When Jackie Joyner-Kersee was born in 1962, her parents named her after Jacqueline Kennedy. After all, as her grandmother announced: “Someday this little girl will be the first lady of something.” (Prescient words for the future first lady of track!) Her home in East Saint Louis, Illinois, was very different from the Kennedy White House in Washington, D.C. Jackie and her brother, Al, grew up across the street from a liquor store and a pool hall. At eleven years old, Jackie saw a man shot outside her house. Her parents wanted a different, brighter future for their children. Jackie focused on school, where she graduated in the top 10 percent of her class. And she didn’t excel only in the classroom.
“I don’t think being an athlete is unfeminine. I think of it as a kind of grace.”
—JACKIE JOYNER-KERSEE
As a teenager, Jackie won the National Junior Championships in the pentathlon, a competition in five different track events. She would go on to win the title three more times. She set the Illinois high school girls’ long jump record. In addition to track, she competed in volleyball and basketball. After graduation, she earned a scholarship to the University of California, Los Angeles. There, she competed in the long jump and on the basketball team. Even when she was a young woman, it was clear that Jackie’s talent was bigger than any one event or even one sport.
In 1984, she made the Olympics, where, despite a pulled hamstring, she won a silver medal in the heptathlon, her signature event. The heptathlon consists of seven events over two days: 100-meter hurdles, high jump, shot put, 200-meter dash, long jump, javelin, and 800-meter run. She would later become the first athlete to score over seven thousand points in the event. Jackie is the first person I remember watching throw a javelin or a shot put. It wasn’t a man who defined these acts of precision and strength for me—it was Jackie.

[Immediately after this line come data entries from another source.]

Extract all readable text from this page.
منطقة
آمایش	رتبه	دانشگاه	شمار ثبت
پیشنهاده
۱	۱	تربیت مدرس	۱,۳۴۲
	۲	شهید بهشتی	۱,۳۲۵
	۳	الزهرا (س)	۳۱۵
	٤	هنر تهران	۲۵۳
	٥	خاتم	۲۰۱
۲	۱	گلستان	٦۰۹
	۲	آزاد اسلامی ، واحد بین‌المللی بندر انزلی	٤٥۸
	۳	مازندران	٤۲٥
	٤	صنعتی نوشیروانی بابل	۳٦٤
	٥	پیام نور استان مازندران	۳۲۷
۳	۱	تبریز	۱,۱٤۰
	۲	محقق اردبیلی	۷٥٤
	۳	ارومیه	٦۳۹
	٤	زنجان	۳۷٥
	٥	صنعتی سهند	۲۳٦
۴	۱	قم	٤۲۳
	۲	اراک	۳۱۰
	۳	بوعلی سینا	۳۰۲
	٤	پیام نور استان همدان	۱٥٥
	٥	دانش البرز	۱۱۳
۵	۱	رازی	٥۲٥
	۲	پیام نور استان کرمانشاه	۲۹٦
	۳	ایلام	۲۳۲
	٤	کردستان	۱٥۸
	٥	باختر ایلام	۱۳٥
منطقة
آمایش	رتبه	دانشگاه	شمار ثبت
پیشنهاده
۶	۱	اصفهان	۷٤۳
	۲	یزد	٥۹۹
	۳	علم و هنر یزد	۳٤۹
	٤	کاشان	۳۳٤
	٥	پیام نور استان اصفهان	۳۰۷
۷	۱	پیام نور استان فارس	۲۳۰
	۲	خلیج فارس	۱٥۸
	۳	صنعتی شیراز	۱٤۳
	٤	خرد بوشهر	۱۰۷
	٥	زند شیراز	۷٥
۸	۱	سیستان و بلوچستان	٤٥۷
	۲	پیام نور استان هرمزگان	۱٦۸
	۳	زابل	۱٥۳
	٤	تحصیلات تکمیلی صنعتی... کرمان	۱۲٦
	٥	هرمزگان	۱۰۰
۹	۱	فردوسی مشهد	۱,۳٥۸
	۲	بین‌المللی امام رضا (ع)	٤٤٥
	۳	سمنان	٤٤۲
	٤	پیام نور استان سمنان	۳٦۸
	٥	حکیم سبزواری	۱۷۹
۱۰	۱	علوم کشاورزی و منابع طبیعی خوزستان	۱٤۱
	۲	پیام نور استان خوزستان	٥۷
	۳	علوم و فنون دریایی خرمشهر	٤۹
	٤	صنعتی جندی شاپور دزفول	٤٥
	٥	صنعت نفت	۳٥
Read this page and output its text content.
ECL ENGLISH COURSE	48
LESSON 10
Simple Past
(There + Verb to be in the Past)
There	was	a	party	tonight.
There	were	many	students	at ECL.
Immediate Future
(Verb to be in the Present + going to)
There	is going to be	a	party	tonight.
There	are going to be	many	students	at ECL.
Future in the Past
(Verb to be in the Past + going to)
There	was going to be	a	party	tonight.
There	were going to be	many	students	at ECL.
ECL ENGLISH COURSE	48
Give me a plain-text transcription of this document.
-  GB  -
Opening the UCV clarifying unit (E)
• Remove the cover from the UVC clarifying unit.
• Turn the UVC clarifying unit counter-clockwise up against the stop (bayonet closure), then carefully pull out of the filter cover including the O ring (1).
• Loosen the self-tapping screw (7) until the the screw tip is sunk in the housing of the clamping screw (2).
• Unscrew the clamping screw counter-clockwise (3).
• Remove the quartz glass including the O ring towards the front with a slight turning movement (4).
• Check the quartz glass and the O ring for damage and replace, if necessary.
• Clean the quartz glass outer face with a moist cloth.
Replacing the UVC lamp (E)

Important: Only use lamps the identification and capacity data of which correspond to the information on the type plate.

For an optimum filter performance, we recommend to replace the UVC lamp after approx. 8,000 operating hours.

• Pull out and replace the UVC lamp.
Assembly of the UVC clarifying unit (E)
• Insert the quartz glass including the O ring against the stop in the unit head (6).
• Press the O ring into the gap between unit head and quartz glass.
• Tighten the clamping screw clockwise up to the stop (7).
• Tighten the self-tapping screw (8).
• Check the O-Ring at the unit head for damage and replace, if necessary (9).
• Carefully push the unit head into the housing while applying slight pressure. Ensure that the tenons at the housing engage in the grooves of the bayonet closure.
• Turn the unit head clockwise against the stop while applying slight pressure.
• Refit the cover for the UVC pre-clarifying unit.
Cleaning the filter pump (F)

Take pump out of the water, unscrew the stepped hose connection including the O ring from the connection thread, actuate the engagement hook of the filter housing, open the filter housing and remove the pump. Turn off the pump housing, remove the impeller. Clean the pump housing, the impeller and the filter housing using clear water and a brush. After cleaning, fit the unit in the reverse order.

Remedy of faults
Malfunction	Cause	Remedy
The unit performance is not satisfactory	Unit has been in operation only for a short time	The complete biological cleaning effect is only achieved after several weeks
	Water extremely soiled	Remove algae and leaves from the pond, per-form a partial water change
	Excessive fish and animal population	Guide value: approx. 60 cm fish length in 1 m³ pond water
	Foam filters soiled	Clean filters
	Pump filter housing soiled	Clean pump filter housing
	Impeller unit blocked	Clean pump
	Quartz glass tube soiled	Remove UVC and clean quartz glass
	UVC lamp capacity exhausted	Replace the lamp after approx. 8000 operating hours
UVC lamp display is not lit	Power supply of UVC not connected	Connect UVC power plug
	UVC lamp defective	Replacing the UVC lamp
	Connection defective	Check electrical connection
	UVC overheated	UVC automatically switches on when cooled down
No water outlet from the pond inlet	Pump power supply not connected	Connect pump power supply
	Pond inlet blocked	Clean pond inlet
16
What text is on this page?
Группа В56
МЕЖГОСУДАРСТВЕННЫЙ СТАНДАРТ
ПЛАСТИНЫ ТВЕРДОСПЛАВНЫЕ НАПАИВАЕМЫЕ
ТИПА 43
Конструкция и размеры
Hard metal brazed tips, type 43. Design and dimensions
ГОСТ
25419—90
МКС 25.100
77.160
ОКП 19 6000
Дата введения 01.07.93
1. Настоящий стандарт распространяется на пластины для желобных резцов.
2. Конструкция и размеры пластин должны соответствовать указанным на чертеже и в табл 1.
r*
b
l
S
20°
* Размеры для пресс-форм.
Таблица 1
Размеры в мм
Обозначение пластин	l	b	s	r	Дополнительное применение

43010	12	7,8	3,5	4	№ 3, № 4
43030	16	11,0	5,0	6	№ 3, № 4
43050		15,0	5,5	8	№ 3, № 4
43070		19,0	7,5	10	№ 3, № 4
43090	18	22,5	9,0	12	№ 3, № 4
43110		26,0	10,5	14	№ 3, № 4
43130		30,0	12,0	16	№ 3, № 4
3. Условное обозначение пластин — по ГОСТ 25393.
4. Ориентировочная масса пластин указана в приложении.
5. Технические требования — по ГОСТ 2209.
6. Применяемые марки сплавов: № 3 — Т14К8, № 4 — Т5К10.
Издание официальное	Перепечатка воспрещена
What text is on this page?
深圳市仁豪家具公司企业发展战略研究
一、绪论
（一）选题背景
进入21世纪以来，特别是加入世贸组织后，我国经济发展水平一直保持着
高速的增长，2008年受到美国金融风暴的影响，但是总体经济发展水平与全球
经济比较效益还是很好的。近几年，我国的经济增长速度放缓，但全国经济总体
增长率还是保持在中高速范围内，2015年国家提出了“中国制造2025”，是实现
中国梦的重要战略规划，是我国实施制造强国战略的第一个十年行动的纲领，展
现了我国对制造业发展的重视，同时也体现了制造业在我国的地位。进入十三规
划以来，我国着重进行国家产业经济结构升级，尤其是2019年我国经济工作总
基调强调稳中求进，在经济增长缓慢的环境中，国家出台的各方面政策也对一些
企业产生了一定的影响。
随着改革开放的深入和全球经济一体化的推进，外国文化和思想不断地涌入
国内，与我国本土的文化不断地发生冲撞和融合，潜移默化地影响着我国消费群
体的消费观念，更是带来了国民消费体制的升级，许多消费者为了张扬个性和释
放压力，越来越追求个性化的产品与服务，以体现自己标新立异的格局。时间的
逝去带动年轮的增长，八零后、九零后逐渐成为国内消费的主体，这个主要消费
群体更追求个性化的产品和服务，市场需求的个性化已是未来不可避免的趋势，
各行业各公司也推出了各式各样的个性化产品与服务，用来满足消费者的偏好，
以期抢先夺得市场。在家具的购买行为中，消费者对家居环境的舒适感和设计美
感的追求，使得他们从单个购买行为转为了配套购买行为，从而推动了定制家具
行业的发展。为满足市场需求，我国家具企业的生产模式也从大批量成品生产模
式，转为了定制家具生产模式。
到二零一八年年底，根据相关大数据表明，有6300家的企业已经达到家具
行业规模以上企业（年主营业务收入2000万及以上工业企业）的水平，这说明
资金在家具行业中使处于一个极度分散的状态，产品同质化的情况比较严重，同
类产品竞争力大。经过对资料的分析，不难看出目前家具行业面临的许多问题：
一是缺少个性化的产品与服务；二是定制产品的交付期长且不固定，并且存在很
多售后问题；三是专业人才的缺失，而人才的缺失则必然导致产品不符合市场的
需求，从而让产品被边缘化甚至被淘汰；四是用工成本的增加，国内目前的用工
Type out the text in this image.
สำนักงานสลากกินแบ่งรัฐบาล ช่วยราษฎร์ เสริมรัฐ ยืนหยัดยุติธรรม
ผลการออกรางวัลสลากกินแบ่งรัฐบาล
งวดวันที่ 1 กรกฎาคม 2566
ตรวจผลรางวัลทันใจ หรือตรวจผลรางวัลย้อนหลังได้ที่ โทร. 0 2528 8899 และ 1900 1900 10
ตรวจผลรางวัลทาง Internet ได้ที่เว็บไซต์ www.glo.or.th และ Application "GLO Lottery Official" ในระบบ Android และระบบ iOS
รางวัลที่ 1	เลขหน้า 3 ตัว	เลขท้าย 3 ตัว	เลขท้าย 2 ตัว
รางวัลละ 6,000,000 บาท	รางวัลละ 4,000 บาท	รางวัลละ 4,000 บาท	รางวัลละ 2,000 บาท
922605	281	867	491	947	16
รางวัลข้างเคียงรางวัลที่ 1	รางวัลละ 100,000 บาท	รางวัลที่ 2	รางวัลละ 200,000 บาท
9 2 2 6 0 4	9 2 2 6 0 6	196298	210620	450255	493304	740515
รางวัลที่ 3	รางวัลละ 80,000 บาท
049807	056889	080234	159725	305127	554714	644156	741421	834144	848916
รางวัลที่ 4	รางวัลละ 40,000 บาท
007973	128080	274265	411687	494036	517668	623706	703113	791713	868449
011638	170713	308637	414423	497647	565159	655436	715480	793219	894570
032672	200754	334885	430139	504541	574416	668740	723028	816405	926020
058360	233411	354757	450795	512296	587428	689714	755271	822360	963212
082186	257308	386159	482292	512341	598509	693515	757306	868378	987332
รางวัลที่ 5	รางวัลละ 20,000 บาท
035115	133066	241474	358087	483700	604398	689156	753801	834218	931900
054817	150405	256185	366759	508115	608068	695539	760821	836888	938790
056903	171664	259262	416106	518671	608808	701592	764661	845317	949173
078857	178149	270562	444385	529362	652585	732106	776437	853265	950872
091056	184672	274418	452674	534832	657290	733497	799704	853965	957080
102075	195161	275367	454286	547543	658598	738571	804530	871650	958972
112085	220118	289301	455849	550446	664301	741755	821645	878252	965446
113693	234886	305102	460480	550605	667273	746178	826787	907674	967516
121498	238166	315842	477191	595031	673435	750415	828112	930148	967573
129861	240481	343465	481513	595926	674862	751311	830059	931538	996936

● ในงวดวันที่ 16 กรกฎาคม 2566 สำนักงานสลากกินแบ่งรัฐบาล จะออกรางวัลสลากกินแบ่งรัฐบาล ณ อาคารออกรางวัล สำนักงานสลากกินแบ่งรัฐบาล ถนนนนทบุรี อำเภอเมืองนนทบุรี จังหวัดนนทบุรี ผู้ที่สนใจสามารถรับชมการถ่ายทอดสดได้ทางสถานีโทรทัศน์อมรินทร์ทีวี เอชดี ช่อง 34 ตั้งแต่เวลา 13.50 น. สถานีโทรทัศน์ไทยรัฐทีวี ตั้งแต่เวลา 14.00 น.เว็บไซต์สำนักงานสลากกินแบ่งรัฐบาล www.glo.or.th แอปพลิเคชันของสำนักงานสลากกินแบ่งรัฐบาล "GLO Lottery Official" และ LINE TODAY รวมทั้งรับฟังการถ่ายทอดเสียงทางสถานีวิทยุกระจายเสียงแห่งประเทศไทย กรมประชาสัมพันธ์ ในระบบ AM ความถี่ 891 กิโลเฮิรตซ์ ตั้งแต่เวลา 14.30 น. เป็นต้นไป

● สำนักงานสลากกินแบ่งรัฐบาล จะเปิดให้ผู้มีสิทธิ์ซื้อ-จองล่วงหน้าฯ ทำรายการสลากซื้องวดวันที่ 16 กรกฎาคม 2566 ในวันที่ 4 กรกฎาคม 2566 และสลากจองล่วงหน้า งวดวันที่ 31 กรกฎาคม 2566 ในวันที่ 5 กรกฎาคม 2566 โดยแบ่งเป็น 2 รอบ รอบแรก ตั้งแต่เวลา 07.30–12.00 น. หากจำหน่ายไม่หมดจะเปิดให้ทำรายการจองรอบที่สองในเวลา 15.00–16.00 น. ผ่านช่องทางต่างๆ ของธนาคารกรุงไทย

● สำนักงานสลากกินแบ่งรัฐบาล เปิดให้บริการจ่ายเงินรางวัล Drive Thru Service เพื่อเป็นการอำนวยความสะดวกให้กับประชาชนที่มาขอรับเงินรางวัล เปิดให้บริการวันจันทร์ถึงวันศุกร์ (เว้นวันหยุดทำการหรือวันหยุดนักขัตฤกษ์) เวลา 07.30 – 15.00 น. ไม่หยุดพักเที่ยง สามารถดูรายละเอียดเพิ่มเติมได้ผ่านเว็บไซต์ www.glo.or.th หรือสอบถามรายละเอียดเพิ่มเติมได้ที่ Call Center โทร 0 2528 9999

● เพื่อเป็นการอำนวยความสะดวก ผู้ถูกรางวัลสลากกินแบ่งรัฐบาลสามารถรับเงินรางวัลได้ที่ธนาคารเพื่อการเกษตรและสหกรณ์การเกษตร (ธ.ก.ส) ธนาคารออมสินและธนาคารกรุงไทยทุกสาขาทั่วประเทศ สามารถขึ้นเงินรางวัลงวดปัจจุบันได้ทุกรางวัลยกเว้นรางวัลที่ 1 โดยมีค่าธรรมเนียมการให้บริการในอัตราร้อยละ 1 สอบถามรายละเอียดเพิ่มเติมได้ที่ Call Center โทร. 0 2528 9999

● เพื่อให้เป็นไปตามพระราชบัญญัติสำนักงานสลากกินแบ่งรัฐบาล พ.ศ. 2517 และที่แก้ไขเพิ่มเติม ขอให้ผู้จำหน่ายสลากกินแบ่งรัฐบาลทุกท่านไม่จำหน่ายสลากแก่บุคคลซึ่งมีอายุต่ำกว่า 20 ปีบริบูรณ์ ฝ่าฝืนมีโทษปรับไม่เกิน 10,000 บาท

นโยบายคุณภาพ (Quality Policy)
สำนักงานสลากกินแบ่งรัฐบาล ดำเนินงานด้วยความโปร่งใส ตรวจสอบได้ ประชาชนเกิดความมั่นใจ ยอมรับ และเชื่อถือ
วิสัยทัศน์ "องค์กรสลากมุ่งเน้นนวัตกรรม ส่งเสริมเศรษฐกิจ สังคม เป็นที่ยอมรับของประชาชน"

Jackie’s coach, Bob Kersee, believed in her, on the track and off. And in 1986, she married him. He told her, only half joking, that he wouldn’t let her take his name until she set a world record. That year, at the Goodwill Games in Moscow, she did. At the 1988 Olympics, she set her fourth world record and won the gold medal in the heptathlon. At that same Olympics, Jackie’s sister-in-law, Florence “FloJo” Griffith Joyner, broke the 100- and 200-meter world records. She still holds those records more than thirty years later; the men’s record in the 100-meter, in the same period, has been broken twelve times. I cheered so hard for FloJo and Jackie from home in Little Rock that I went hoarse. Jackie’s Olympic career didn’t stop in 1988; four years later, in 1992, she became the first athlete to win the heptathlon in back-to-back Olympics.
Jackie and FloJo were both targets of those who felt the need to demean the talent, skill, and strength of women athletes—particularly black women athletes—by suggesting they had resorted to steroids. Neither ever failed a drug test. FloJo passed eleven in 1988 alone. “I do not take steroids,” Jackie said. In fact, having grown up around substance use disorders and addiction, she made it clear that she stayed away from drugs and alcohol altogether. In her journal the year she was publicly accused, she wrote that there was nothing she could do to change other people’s opinions of her. “I questioned whether maybe it was the work of the devil, trying to distract me from what I can do, testing my faith. But deep down, I knew I didn’t do anything wrong.” In the meantime, she kept doing what she did best: working hard and competing. She refused to let others’ doubts discourage her.
Before she became an Olympian, FloJo was asked by a teacher what she wanted to be when she grew up. She answered: “Everything.” FloJo brought her everything to all she did, on and off the track. When she had to leave college to help support her family, she worked as a bank clerk and part-time hair stylist, training at night when she could. She qualified for two Olympics, winning her first medal, a silver, at the 1984 Los Angeles Games. She won three golds at the 1988 Seoul Games, running with her gorgeous six-inch-long nails painted red, white, blue, and gold. After she stopped racing, FloJo continued to support young athletes and became a fashion designer. Both were continuations of her life and work, since she’d started making her own track uniforms in high school. She died tragically young, at the age of thirty-eight, of an epileptic seizure. Her legacy is one of speed, style, and determination. And she remains, deservedly, to this day, the Fastest Woman in the World.
After Jackie retired from Olympic track, she played professional basketball, devoted even more time to the foundation she had started for at-risk youth, and encouraged other athletes to dedicate their time and talents, when not competing, to helping others. She understood that while talent is universal, opportunity is not, and she has spent her life trying to level the playing field so more young people can be “everything.”